Fading typically occurs gradually to allow for the transfer of stimulus control from the prompts themselves, or from the conjunctive stimuli of prompts plus natural cues, to the natural cues alone. Fading prompts too abruptly or quickly may result in a breakdown in student performance. Fading of prompts frequently involves a systematic process that is often planned from the beginning of instruction. In planning instruction, teachers determine what specific prompts or prompting strategies they may use in teaching a particular student, or group of students (e.g., a class), to perform a targeted response, task, or activity. Prompts should not be added to the instructional context without also planning how those prompts will be faded out of the instructional context by the end of students may continue to require the presence of specific prompts to perform correctly after instruction. This situation occurs because the prompt, not the natural stimulus, continues to control responding. The term prompt bound is sometimes used to describe a student who continues to require a prompt to perform a learned response correctly.

Prompt Hierarchy. The foundation for prompt fading is the construct of a prompt hierarchy. In a prompt hierarchy, prompts are viewed as being hierarchically ordered, based on the level of intrusiveness of specific prompts and combinations of prompts. Within a prompt hierarchy, some prompts and combinations of prompts are seen as more intrusive than others. Fading is a process of shifting from using more intrusive to less intrusive prompts. Typically, the intrusiveness of prompts is judged by the amount of control that the prompt exerts over a student's responding. A prompt may exert control of responding in two ways: the actual physical control of the student's responding that the prompt exerts when delivered by a teacher and the amount and specificity of information that the prompt provides to guide student responding.
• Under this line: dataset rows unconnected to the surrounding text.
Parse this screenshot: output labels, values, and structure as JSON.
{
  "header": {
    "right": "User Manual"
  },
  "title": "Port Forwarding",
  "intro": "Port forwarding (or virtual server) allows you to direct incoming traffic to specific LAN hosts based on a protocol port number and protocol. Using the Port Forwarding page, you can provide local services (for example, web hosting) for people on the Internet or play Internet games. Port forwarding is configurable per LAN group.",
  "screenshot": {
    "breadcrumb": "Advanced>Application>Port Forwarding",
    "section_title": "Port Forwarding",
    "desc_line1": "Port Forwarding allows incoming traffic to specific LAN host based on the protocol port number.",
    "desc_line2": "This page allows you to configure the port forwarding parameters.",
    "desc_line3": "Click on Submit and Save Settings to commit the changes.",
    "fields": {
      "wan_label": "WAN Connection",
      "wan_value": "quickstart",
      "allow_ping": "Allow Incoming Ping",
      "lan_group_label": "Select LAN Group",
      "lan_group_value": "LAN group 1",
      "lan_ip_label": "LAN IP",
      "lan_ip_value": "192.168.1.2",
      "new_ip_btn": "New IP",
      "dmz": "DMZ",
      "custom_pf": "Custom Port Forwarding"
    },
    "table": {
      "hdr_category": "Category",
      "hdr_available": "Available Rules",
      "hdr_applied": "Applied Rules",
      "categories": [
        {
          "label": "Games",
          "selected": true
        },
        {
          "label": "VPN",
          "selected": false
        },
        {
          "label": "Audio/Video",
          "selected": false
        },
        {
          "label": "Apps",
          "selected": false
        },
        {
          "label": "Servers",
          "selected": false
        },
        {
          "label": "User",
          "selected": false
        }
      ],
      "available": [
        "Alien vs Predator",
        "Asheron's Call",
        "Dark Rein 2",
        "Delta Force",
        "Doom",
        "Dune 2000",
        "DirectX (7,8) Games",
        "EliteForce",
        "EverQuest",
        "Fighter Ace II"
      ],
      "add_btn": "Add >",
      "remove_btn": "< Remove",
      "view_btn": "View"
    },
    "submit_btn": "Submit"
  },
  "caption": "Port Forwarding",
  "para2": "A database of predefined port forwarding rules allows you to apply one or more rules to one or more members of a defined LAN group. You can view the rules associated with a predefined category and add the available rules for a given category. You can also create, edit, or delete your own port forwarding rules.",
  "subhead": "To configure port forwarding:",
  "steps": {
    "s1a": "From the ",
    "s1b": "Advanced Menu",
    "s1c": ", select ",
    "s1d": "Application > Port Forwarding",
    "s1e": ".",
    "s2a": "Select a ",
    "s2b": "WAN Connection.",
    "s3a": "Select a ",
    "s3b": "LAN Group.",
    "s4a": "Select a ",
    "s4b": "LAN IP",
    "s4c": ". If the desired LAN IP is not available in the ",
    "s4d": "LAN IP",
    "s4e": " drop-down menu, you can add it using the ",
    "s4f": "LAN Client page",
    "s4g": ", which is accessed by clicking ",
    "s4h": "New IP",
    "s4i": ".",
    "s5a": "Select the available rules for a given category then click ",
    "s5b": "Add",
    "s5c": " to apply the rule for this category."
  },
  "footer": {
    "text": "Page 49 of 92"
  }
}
Some response prompts (for example, a physical prompt, such as hand-over-hand guidance) are highly intrusive because they provide high levels of direct control over students’ responding during instruction.
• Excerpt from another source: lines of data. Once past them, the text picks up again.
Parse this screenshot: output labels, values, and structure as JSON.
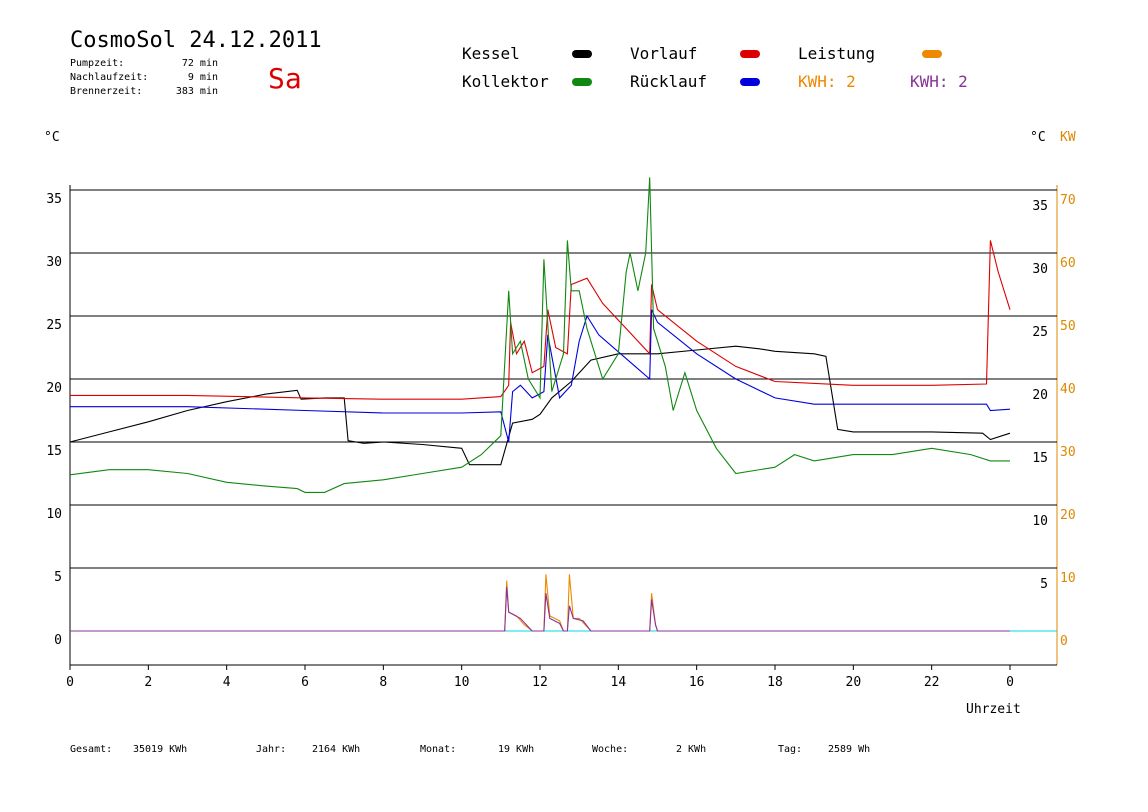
{
  "header": {
    "title": "CosmoSol 24.12.2011",
    "day": "Sa",
    "stats": [
      {
        "label": "Pumpzeit:",
        "value": "72 min"
      },
      {
        "label": "Nachlaufzeit:",
        "value": "9 min"
      },
      {
        "label": "Brennerzeit:",
        "value": "383 min"
      }
    ]
  },
  "legend": [
    {
      "label": "Kessel",
      "color": "#000000"
    },
    {
      "label": "Vorlauf",
      "color": "#dd0000"
    },
    {
      "label": "Leistung",
      "color": "#ee8800"
    },
    {
      "label": "Kollektor",
      "color": "#118811"
    },
    {
      "label": "Rücklauf",
      "color": "#0000dd"
    },
    {
      "label": "KWH: 2",
      "color": "#ee8800"
    },
    {
      "label": "KWH: 2",
      "color": "#883399"
    }
  ],
  "footer": [
    {
      "label": "Gesamt:",
      "value": "35019 KWh"
    },
    {
      "label": "Jahr:",
      "value": "2164 KWh"
    },
    {
      "label": "Monat:",
      "value": "19 KWh"
    },
    {
      "label": "Woche:",
      "value": "2 KWh"
    },
    {
      "label": "Tag:",
      "value": "2589 Wh"
    }
  ],
  "chart_data": {
    "type": "line",
    "xlabel": "Uhrzeit",
    "ylabel_left": "°C",
    "ylabel_right_temp": "°C",
    "ylabel_right_power": "KW",
    "xlim": [
      0,
      24
    ],
    "ylim": [
      -2,
      36
    ],
    "grid": true,
    "x_ticks": [
      0,
      2,
      4,
      6,
      8,
      10,
      12,
      14,
      16,
      18,
      20,
      22,
      24
    ],
    "x_tick_labels": [
      "0",
      "2",
      "4",
      "6",
      "8",
      "10",
      "12",
      "14",
      "16",
      "18",
      "20",
      "22",
      "0"
    ],
    "y_ticks": [
      0,
      5,
      10,
      15,
      20,
      25,
      30,
      35
    ],
    "y_tick_labels_left": [
      "0",
      "5",
      "10",
      "15",
      "20",
      "25",
      "30",
      "35"
    ],
    "y_tick_labels_right": [
      "",
      "5",
      "10",
      "15",
      "20",
      "25",
      "30",
      "35"
    ],
    "y_tick_labels_power": [
      "0",
      "10",
      "20",
      "30",
      "40",
      "50",
      "60",
      "70"
    ],
    "series": [
      {
        "name": "Kessel",
        "color": "#000000",
        "points": [
          [
            0,
            15
          ],
          [
            1,
            15.8
          ],
          [
            2,
            16.6
          ],
          [
            3,
            17.5
          ],
          [
            4,
            18.2
          ],
          [
            5,
            18.8
          ],
          [
            5.8,
            19.1
          ],
          [
            5.9,
            18.4
          ],
          [
            6.5,
            18.5
          ],
          [
            7.0,
            18.5
          ],
          [
            7.1,
            15.1
          ],
          [
            7.5,
            14.9
          ],
          [
            8,
            15.0
          ],
          [
            9,
            14.8
          ],
          [
            10,
            14.5
          ],
          [
            10.2,
            13.2
          ],
          [
            11,
            13.2
          ],
          [
            11.3,
            16.5
          ],
          [
            11.8,
            16.8
          ],
          [
            12.0,
            17.2
          ],
          [
            12.3,
            18.5
          ],
          [
            12.8,
            19.8
          ],
          [
            13.3,
            21.5
          ],
          [
            14,
            22.0
          ],
          [
            15,
            22.0
          ],
          [
            16,
            22.3
          ],
          [
            17,
            22.6
          ],
          [
            17.6,
            22.4
          ],
          [
            18,
            22.2
          ],
          [
            19,
            22.0
          ],
          [
            19.3,
            21.8
          ],
          [
            19.6,
            16.0
          ],
          [
            20,
            15.8
          ],
          [
            21,
            15.8
          ],
          [
            22,
            15.8
          ],
          [
            23.3,
            15.7
          ],
          [
            23.5,
            15.2
          ],
          [
            24,
            15.7
          ]
        ]
      },
      {
        "name": "Vorlauf",
        "color": "#dd0000",
        "points": [
          [
            0,
            18.7
          ],
          [
            3,
            18.7
          ],
          [
            6,
            18.5
          ],
          [
            8,
            18.4
          ],
          [
            10,
            18.4
          ],
          [
            11.0,
            18.6
          ],
          [
            11.2,
            19.5
          ],
          [
            11.25,
            24.5
          ],
          [
            11.4,
            22.0
          ],
          [
            11.6,
            23.0
          ],
          [
            11.8,
            20.5
          ],
          [
            12.1,
            21.0
          ],
          [
            12.2,
            25.5
          ],
          [
            12.4,
            22.5
          ],
          [
            12.7,
            22.0
          ],
          [
            12.8,
            27.5
          ],
          [
            13.2,
            28.0
          ],
          [
            13.6,
            26.0
          ],
          [
            14.8,
            22.0
          ],
          [
            14.85,
            27.5
          ],
          [
            15,
            25.5
          ],
          [
            16,
            23.0
          ],
          [
            17,
            21.0
          ],
          [
            18,
            19.8
          ],
          [
            20,
            19.5
          ],
          [
            22,
            19.5
          ],
          [
            23.4,
            19.6
          ],
          [
            23.5,
            31
          ],
          [
            23.7,
            28.5
          ],
          [
            24,
            25.5
          ]
        ]
      },
      {
        "name": "Rücklauf",
        "color": "#0000dd",
        "points": [
          [
            0,
            17.8
          ],
          [
            3,
            17.8
          ],
          [
            6,
            17.5
          ],
          [
            8,
            17.3
          ],
          [
            10,
            17.3
          ],
          [
            11.0,
            17.4
          ],
          [
            11.2,
            15.0
          ],
          [
            11.3,
            19.0
          ],
          [
            11.5,
            19.5
          ],
          [
            11.8,
            18.5
          ],
          [
            12.1,
            19.0
          ],
          [
            12.2,
            23.5
          ],
          [
            12.5,
            18.5
          ],
          [
            12.8,
            19.5
          ],
          [
            13.0,
            23.0
          ],
          [
            13.2,
            25.0
          ],
          [
            13.5,
            23.5
          ],
          [
            14.8,
            20.0
          ],
          [
            14.85,
            25.5
          ],
          [
            15,
            24.5
          ],
          [
            16,
            22.0
          ],
          [
            17,
            20.0
          ],
          [
            18,
            18.5
          ],
          [
            19,
            18.0
          ],
          [
            20,
            18.0
          ],
          [
            22,
            18.0
          ],
          [
            23.4,
            18.0
          ],
          [
            23.5,
            17.5
          ],
          [
            24,
            17.6
          ]
        ]
      },
      {
        "name": "Kollektor",
        "color": "#118811",
        "points": [
          [
            0,
            12.4
          ],
          [
            1,
            12.8
          ],
          [
            2,
            12.8
          ],
          [
            3,
            12.5
          ],
          [
            4,
            11.8
          ],
          [
            5,
            11.5
          ],
          [
            5.8,
            11.3
          ],
          [
            6,
            11.0
          ],
          [
            6.5,
            11.0
          ],
          [
            7,
            11.7
          ],
          [
            8,
            12.0
          ],
          [
            9,
            12.5
          ],
          [
            10,
            13.0
          ],
          [
            10.5,
            14.0
          ],
          [
            11.0,
            15.5
          ],
          [
            11.2,
            27.0
          ],
          [
            11.3,
            22.0
          ],
          [
            11.5,
            23.0
          ],
          [
            11.7,
            20.0
          ],
          [
            12.0,
            18.5
          ],
          [
            12.1,
            29.5
          ],
          [
            12.3,
            19.0
          ],
          [
            12.6,
            22.0
          ],
          [
            12.7,
            31.0
          ],
          [
            12.8,
            27.0
          ],
          [
            13.0,
            27.0
          ],
          [
            13.2,
            24.0
          ],
          [
            13.6,
            20.0
          ],
          [
            14.0,
            22.0
          ],
          [
            14.2,
            28.5
          ],
          [
            14.3,
            30.0
          ],
          [
            14.5,
            27.0
          ],
          [
            14.7,
            30.0
          ],
          [
            14.8,
            36.0
          ],
          [
            14.9,
            24.0
          ],
          [
            15.2,
            21.0
          ],
          [
            15.4,
            17.5
          ],
          [
            15.7,
            20.5
          ],
          [
            16,
            17.5
          ],
          [
            16.5,
            14.5
          ],
          [
            17,
            12.5
          ],
          [
            18,
            13.0
          ],
          [
            18.5,
            14.0
          ],
          [
            19,
            13.5
          ],
          [
            20,
            14.0
          ],
          [
            21,
            14.0
          ],
          [
            22,
            14.5
          ],
          [
            23,
            14.0
          ],
          [
            23.5,
            13.5
          ],
          [
            24,
            13.5
          ]
        ]
      },
      {
        "name": "Leistung",
        "color": "#ee8800",
        "points": [
          [
            0,
            0
          ],
          [
            11.1,
            0
          ],
          [
            11.15,
            4
          ],
          [
            11.2,
            1.5
          ],
          [
            11.4,
            1.2
          ],
          [
            11.6,
            0.5
          ],
          [
            11.8,
            0
          ],
          [
            12.1,
            0
          ],
          [
            12.15,
            4.5
          ],
          [
            12.25,
            1.2
          ],
          [
            12.5,
            0.8
          ],
          [
            12.6,
            0
          ],
          [
            12.7,
            0
          ],
          [
            12.75,
            4.5
          ],
          [
            12.85,
            1.0
          ],
          [
            13.0,
            1.0
          ],
          [
            13.3,
            0
          ],
          [
            14.8,
            0
          ],
          [
            14.85,
            3.0
          ],
          [
            14.95,
            0.5
          ],
          [
            15.0,
            0
          ],
          [
            24,
            0
          ]
        ]
      },
      {
        "name": "KWH",
        "color": "#883399",
        "points": [
          [
            0,
            0
          ],
          [
            11.1,
            0
          ],
          [
            11.15,
            3.5
          ],
          [
            11.2,
            1.5
          ],
          [
            11.5,
            1.0
          ],
          [
            11.8,
            0
          ],
          [
            12.1,
            0
          ],
          [
            12.15,
            3.0
          ],
          [
            12.25,
            1.0
          ],
          [
            12.5,
            0.6
          ],
          [
            12.6,
            0
          ],
          [
            12.7,
            0
          ],
          [
            12.75,
            2.0
          ],
          [
            12.85,
            1.0
          ],
          [
            13.1,
            0.8
          ],
          [
            13.3,
            0
          ],
          [
            14.8,
            0
          ],
          [
            14.85,
            2.5
          ],
          [
            14.95,
            0.5
          ],
          [
            15.0,
            0
          ],
          [
            24,
            0
          ]
        ]
      }
    ]
  }
}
The amount of direct control over responding that is provided when a teacher delivers a prompt, and therefore the level of intrusiveness of the prompt, varies across different types of prompts. In addition, within each type of prompt (e.g., physical guidance, gestural, verbal, symbolic, and modeling), specific prompts will vary in the amount and specificity of the information provided to the student. Prompts range from providing high levels of very specific information and assistance to students (high intrusiveness) to providing only very general information and little assistance (low intrusiveness). For example, a very specific verbal prompt (high intrusiveness) in teaching a student to tie a shoe might be “Grab a shoelace in each hand,” while a very general verbal prompt (low intrusiveness) might be “What's next?”